After the Son of God had made God known in all the love of His heart in His death upon the cross, He ascended to heaven, and the Holy Spirit came to witness to the risen and glorified Son of Man seated at God’s right hand. Then Jesus called Saul of Tarsus, and made him a special vessel for the declaration of the Gospel among the nations, and to be minister of the church. It was to Paul that the Lord gave a special revelation of Himself, and of the truth of the mystery. In revealing the mystery, the word of God was completed (Col. 1:25-26); for this great truth presented Christ as the Man of God’s purpose, the Head over all things; and showed the place of the church in relation to Christ.

The Lord Jesus, in His prayer to the Father, spoke of the glory that He had given to His own, and of the place they would have with Him in the Father’s house (John 17:22–24); but He said to His disciples, “I have yet many things to say unto you, but ye cannot bear them now. Howbeit when He, the Spirit of truth is come, He will guide you into all truth” (John 15:12-13). In Paul’s epistles the Lord has given to us these fresh revelations, what the Spirit has brought concerning Jesus, the Man of God’s eternal purpose in whom all His will shall be fulfilled. Regarding all these great revelations from God, the Apostle Paul could write of himself and his fellow servants as “stewards of the mysteries of God” (1 Cor. 4:1). All that the church is now for God, and what it shall be in the coming ages, belongs to these wonderful secret revelations that have been ministered by Paul to enlighten us with the thoughts and will of God.

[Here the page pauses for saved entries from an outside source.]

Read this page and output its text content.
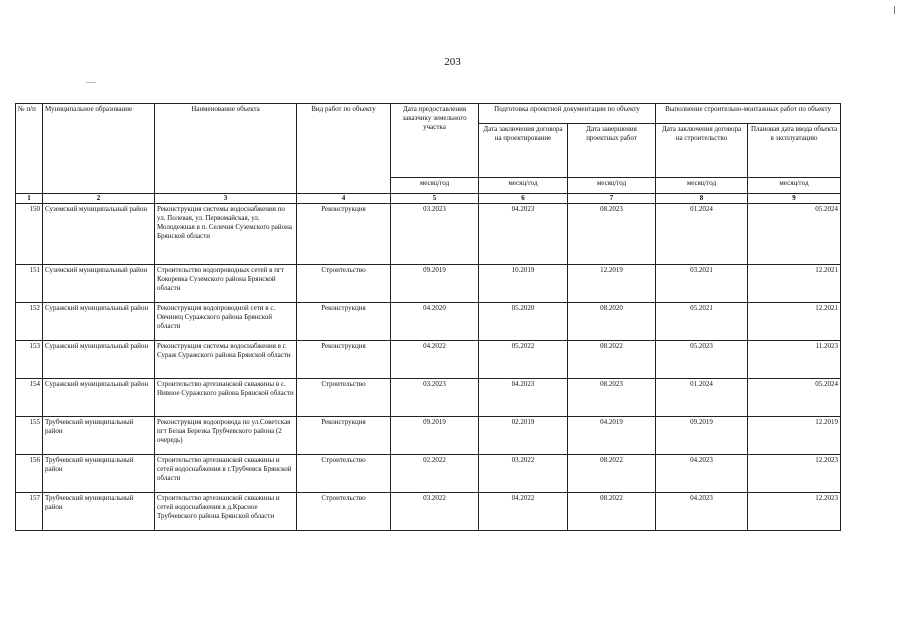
203
№ п/п	Муниципальное образование	Наименование объекта	Вид работ по объекту	Дата предоставления заказчику земельного участка	Подготовка проектной документации по объекту		Выполнение строительно-монтажных работ по объекту	
					Дата заключения договора на проектирование	Дата завершения проектных работ	Дата заключения договора на строительство	Плановая дата ввода объекта в эксплуатацию
				месяц/год	месяц/год	месяц/год	месяц/год	месяц/год
1	2	3	4	5	6	7	8	9
150	Суземский муниципальный район	Реконструкция системы водоснабжения по ул. Полевая, ул. Первомайская, ул. Молодежная в п. Селечня Суземского района Брянской области	Реконструкция	03.2023	04.2023	08.2023	01.2024	05.2024
151	Суземский муниципальный район	Строительство водопроводных сетей в пгт Кокоревка Суземского района Брянской области	Строительство	09.2019	10.2019	12.2019	03.2021	12.2021
152	Суражский муниципальный район	Реконструкция водопроводной сети в с. Овчинец Суражского района Брянской области	Реконструкция	04.2020	05.2020	08.2020	05.2021	12.2021
153	Суражский муниципальный район	Реконструкция системы водоснабжения в г. Сураж Суражского района Брянской области	Реконструкция	04.2022	05.2022	08.2022	05.2023	11.2023
154	Суражский муниципальный район	Строительство артезианской скважины в с. Нивное Суражского района Брянской области	Строительство	03.2023	04.2023	08.2023	01.2024	05.2024
155	Трубчевский муниципальный район	Реконструкция водопровода по ул.Советская пгт Белая Березка Трубчевского района (2 очередь)	Реконструкция	09.2019	02.2019	04.2019	09.2019	12.2019
156	Трубчевский муниципальный район	Строительство артезианской скважины и сетей водоснабжения в г.Трубчевск Брянской области	Строительство	02.2022	03.2022	08.2022	04.2023	12.2023
157	Трубчевский муниципальный район	Строительство артезианской скважины и сетей водоснабжения в д.Красное Трубчевского района Брянской области	Строительство	03.2022	04.2022	08.2022	04.2023	12.2023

Prophetic Revelations of the New Testament

Although the truth of the mystery completed the word of God as bringing to light what had been hidden in God from eternity, there were still revelations to be made in line with the prophecies of the Old Testament. The mystery was something entirely new, but the prophecies of the New Testament but completed the prophecies of the Old Testament, and what the Lord spoke of the future while He was on earth. Paul, Peter, John and Jude are all used by the Spirit of God to tell us of what would come out in these last days, and of what would follow in the judgment of God.

While on earth, the Lord Jesus, in Matthew 13 showed the development of evil in that which would profess His Name, and what the remnant of Israel would pass through before He came to deliver them (Matt. 24). The Apostle John had special revelations of the future, showing in the addresses to the seven churches the prophetic history of the church in Revelation 2 and 3, then showing the things that would take place afterwards, when the church had been rapt to heaven.

The Book of the Revelation also brings to light the secrets of heaven, of the judgment of the false church and of the those who follow the beast and the false prophet, revealing the judgment of the great white throne, the reign of Christ, the millennial glory of the church, and the church in the eternal state as the new Jerusalem, where all things are new, fresh from the hand of God.